The main reasons is simplicity and habituation:
A prusik made from a loop is easily taught and controlled. This is a point that many experienced climber forget about often: When people start they may struggle on the basic knots. So for the first thing to learn a simplicity is more important than functionality. And the prusik is a long established and reliable knot. Safety is good too: Just check the knot before use and add a turn if more friction required.
Why do many people stick with it?
The simplicity is reason again, but the other is simply habituation: It is much easier to simply stick with what you learned, it feels "comfortable". Another important aspect is interoperability: You (almost always) climb with a partner and should control each other, so all the knots must be known to both climbers. So you have to employ the smallest common denominator of knots, which is usually the more basic knots.
Other uses are in mountaineering when on glaciers you use a prusik on the cord and hold the sling with your hand. This can then immediately be used for a preliminary anchor. For climbing I do not see any other uses.
Why not the arbory knots you showed above?
I think this is only for historical reasons: Different knots evolved in these two areas that had probably not significant enough overlap to merge. I can do a prusik without a pretied loop (you just need to secure the free end with e.g. a double fishermans). I learned this for a variation of a pulley in crevasse rescue, but it is simply more complicated: You have to do knots on both ends of the cord while in a loop you can just clip into. Here your point of cords with eyes in them comes into play: I simply never saw such a thing in climbing and as you stated I have no idea about splicing. So I guess definitely a culture thing (a friend of mine is arborist and avid climber, never saw one on him either).

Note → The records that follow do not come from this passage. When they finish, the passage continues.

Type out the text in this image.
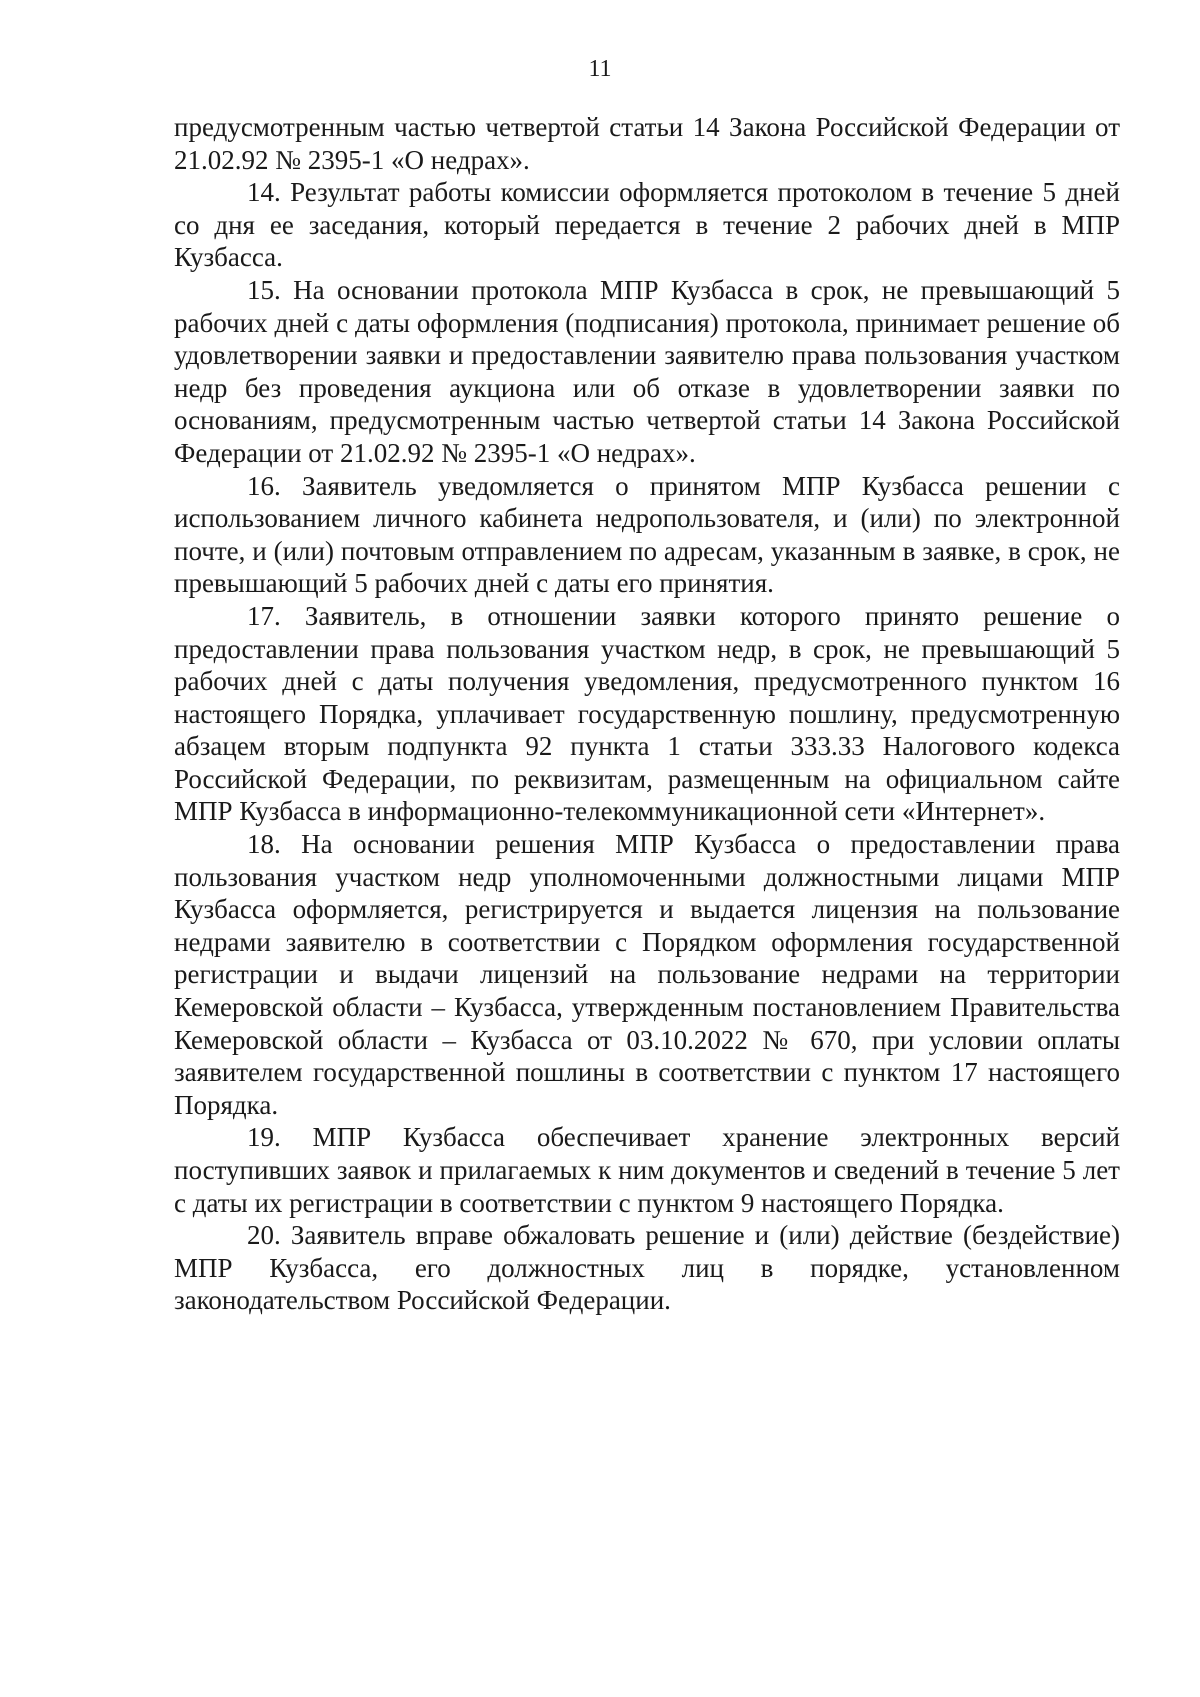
11

предусмотренным частью четвертой статьи 14 Закона Российской Федерации от 21.02.92 № 2395-1 «О недрах».

14. Результат работы комиссии оформляется протоколом в течение 5 дней со дня ее заседания, который передается в течение 2 рабочих дней в МПР Кузбасса.

15. На основании протокола МПР Кузбасса в срок, не превышающий 5 рабочих дней с даты оформления (подписания) протокола, принимает решение об удовлетворении заявки и предоставлении заявителю права пользования участком недр без проведения аукциона или об отказе в удовлетворении заявки по основаниям, предусмотренным частью четвертой статьи 14 Закона Российской Федерации от 21.02.92 № 2395-1 «О недрах».

16. Заявитель уведомляется о принятом МПР Кузбасса решении с использованием личного кабинета недропользователя, и (или) по электронной почте, и (или) почтовым отправлением по адресам, указанным в заявке, в срок, не превышающий 5 рабочих дней с даты его принятия.

17. Заявитель, в отношении заявки которого принято решение о предоставлении права пользования участком недр, в срок, не превышающий 5 рабочих дней с даты получения уведомления, предусмотренного пунктом 16 настоящего Порядка, уплачивает государственную пошлину, предусмотренную абзацем вторым подпункта 92 пункта 1 статьи 333.33 Налогового кодекса Российской Федерации, по реквизитам, размещенным на официальном сайте МПР Кузбасса в информационно-телекоммуникационной сети «Интернет».

18. На основании решения МПР Кузбасса о предоставлении права пользования участком недр уполномоченными должностными лицами МПР Кузбасса оформляется, регистрируется и выдается лицензия на пользование недрами заявителю в соответствии с Порядком оформления государственной регистрации и выдачи лицензий на пользование недрами на территории Кемеровской области – Кузбасса, утвержденным постановлением Правительства Кемеровской области – Кузбасса от 03.10.2022 № 670, при условии оплаты заявителем государственной пошлины в соответствии с пунктом 17 настоящего Порядка.

19. МПР Кузбасса обеспечивает хранение электронных версий поступивших заявок и прилагаемых к ним документов и сведений в течение 5 лет с даты их регистрации в соответствии с пунктом 9 настоящего Порядка.

20. Заявитель вправе обжаловать решение и (или) действие (бездействие) МПР Кузбасса, его должностных лиц в порядке, установленном законодательством Российской Федерации.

Still many people I climb with do use other friction knots. Some do not carry a pre-tied loop for prusiks with the argument that it can only be used for this single purpose and is thus ineffective. They use slings instead. I often use a longer pretied loop to do a knot we call "Englaender-Prusik" (literally: Englishman's Prusik, heard of it as French Prusik too :P, correctly: autoblock, thanks Mr.Wizard) for which you simply wind the cord some times around the rope and attach both ends to a locking biner: Easier and you cannot drop the cord as one end can always stay in the biner.